I circuiti ottici “programmabili” sono oggi la nuova frontiera della fotonica integrata. Le loro potenzialità sono state pubblicate dalla prestigiosa rivista Nature, in uno studio del Politecnico di Milano insieme alla Stanford University, al Max Planck Institute, al Massachusetts Institute of Technology, all’Universiteit Gent e all’Universitat Politècnica de València.
La fotonica sta avendo una diffusione pervasiva in moltissimi contesti applicativi, ed è ormai necessario avere circuiti ottici “general purpose” programmabili direttamente dall’utilizzatore finale. Questi circuiti rappresentano la versione ottica delle ben note FPGA (field programmable gate array) elettroniche, che si contrappongono ai circuiti specifici realizzati per svolgere una sola funzione. Questa versatilità permette di avere un unico prodotto per tante applicazioni diverse, quindi tempi di ricerca e sviluppo ridotti, sensibile riduzione dei costi e maggiore accessibilità a queste tecnologie.

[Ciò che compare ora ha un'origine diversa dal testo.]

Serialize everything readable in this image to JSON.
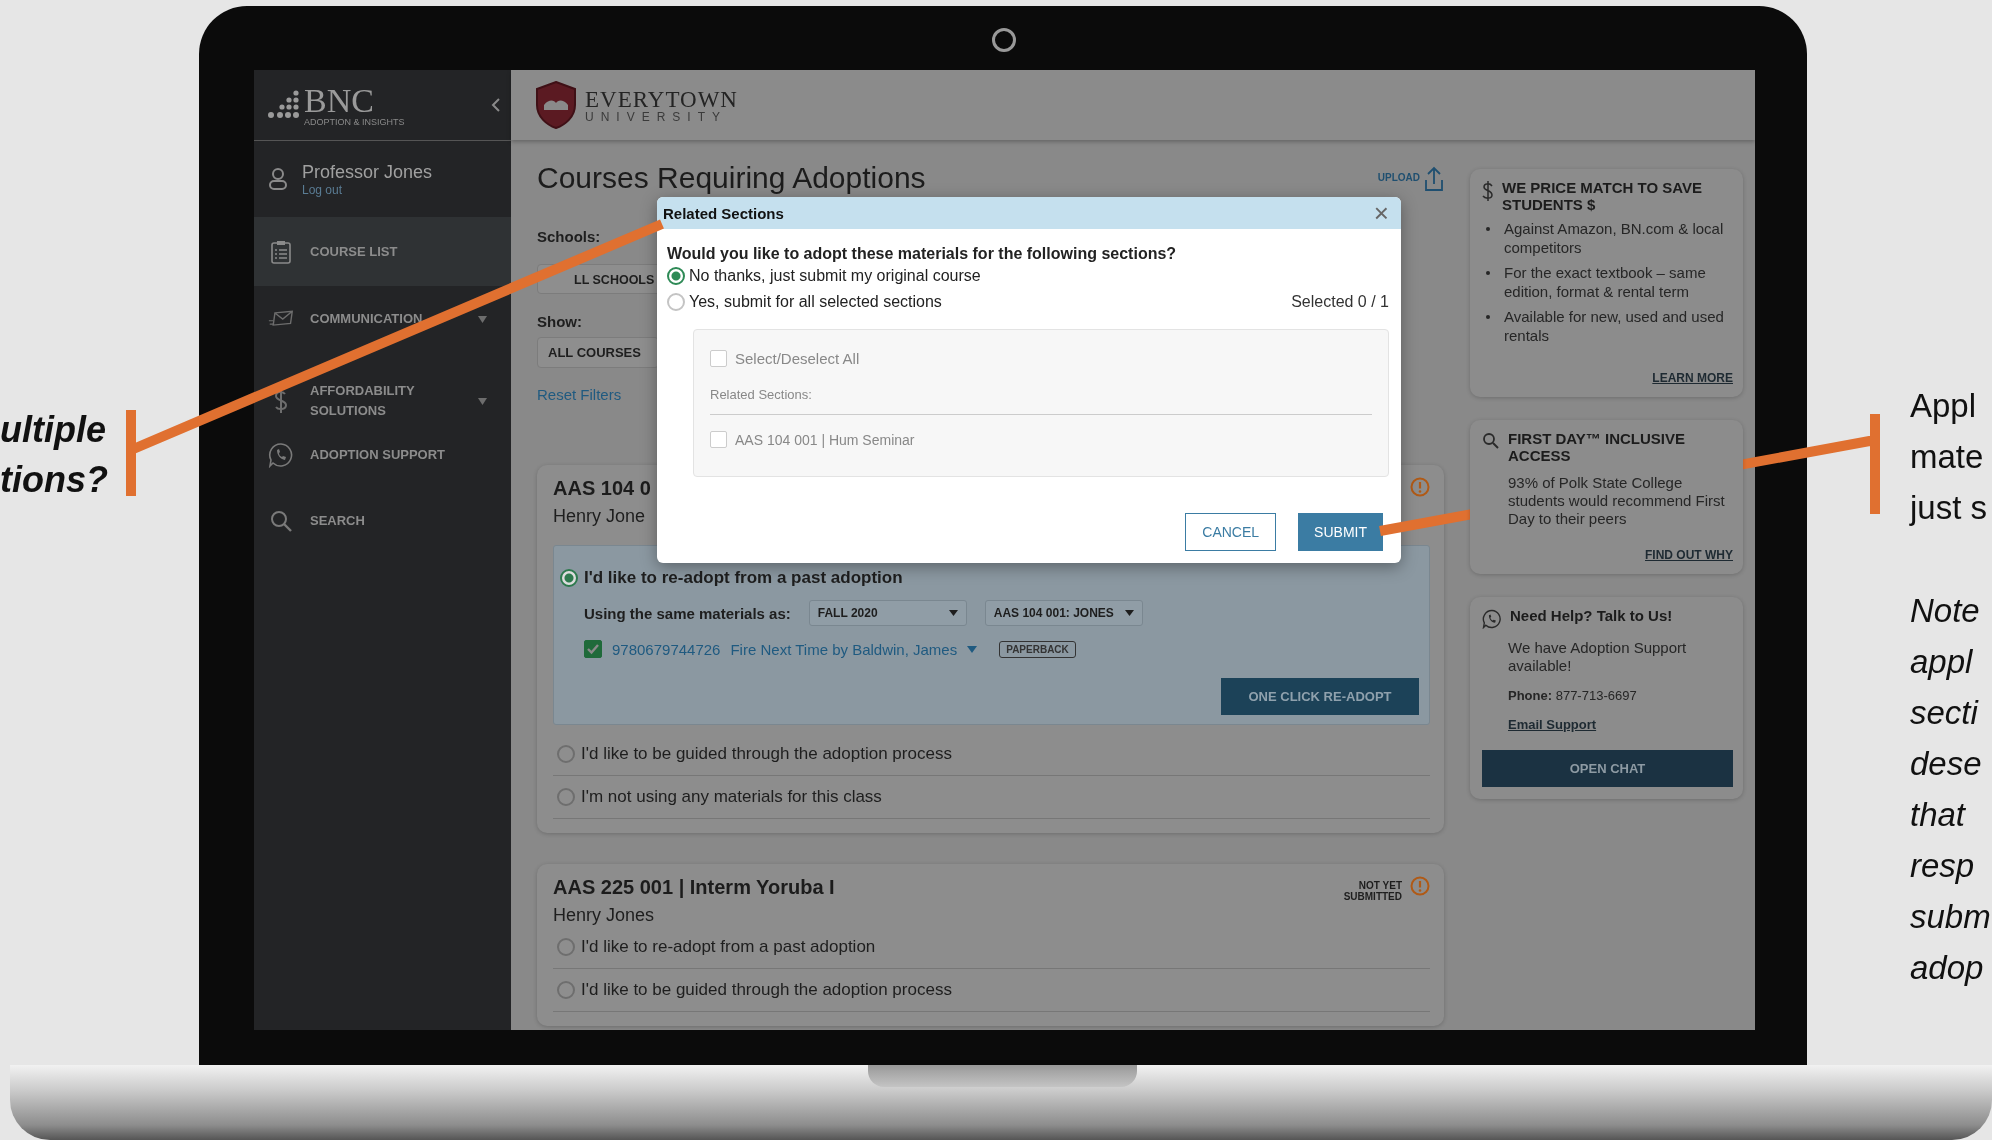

I circuiti ottici programmabili sono oggetti del tutto generici che possono essere configurati “on-demand” per una particolare finalità. La strategia più utilizzata è quella di predisporre su un chip fotonico delle maglie (mesh) di piste ottiche interconnesse, i cui nodi possono essere configurati via software e possono essere gestiti attraverso opportuni algoritmi di calibrazione e controllo. In questo modo la luce viene distribuita, reindirizzata e ricombinata in modo tale da svolgere la funzione desiderata molto velocemente e a basso consumo energetico. Se si desidera poi cambiare la funzione svolta dal circuito basta riprogrammarlo, senza doverlo sostituire fisicamente.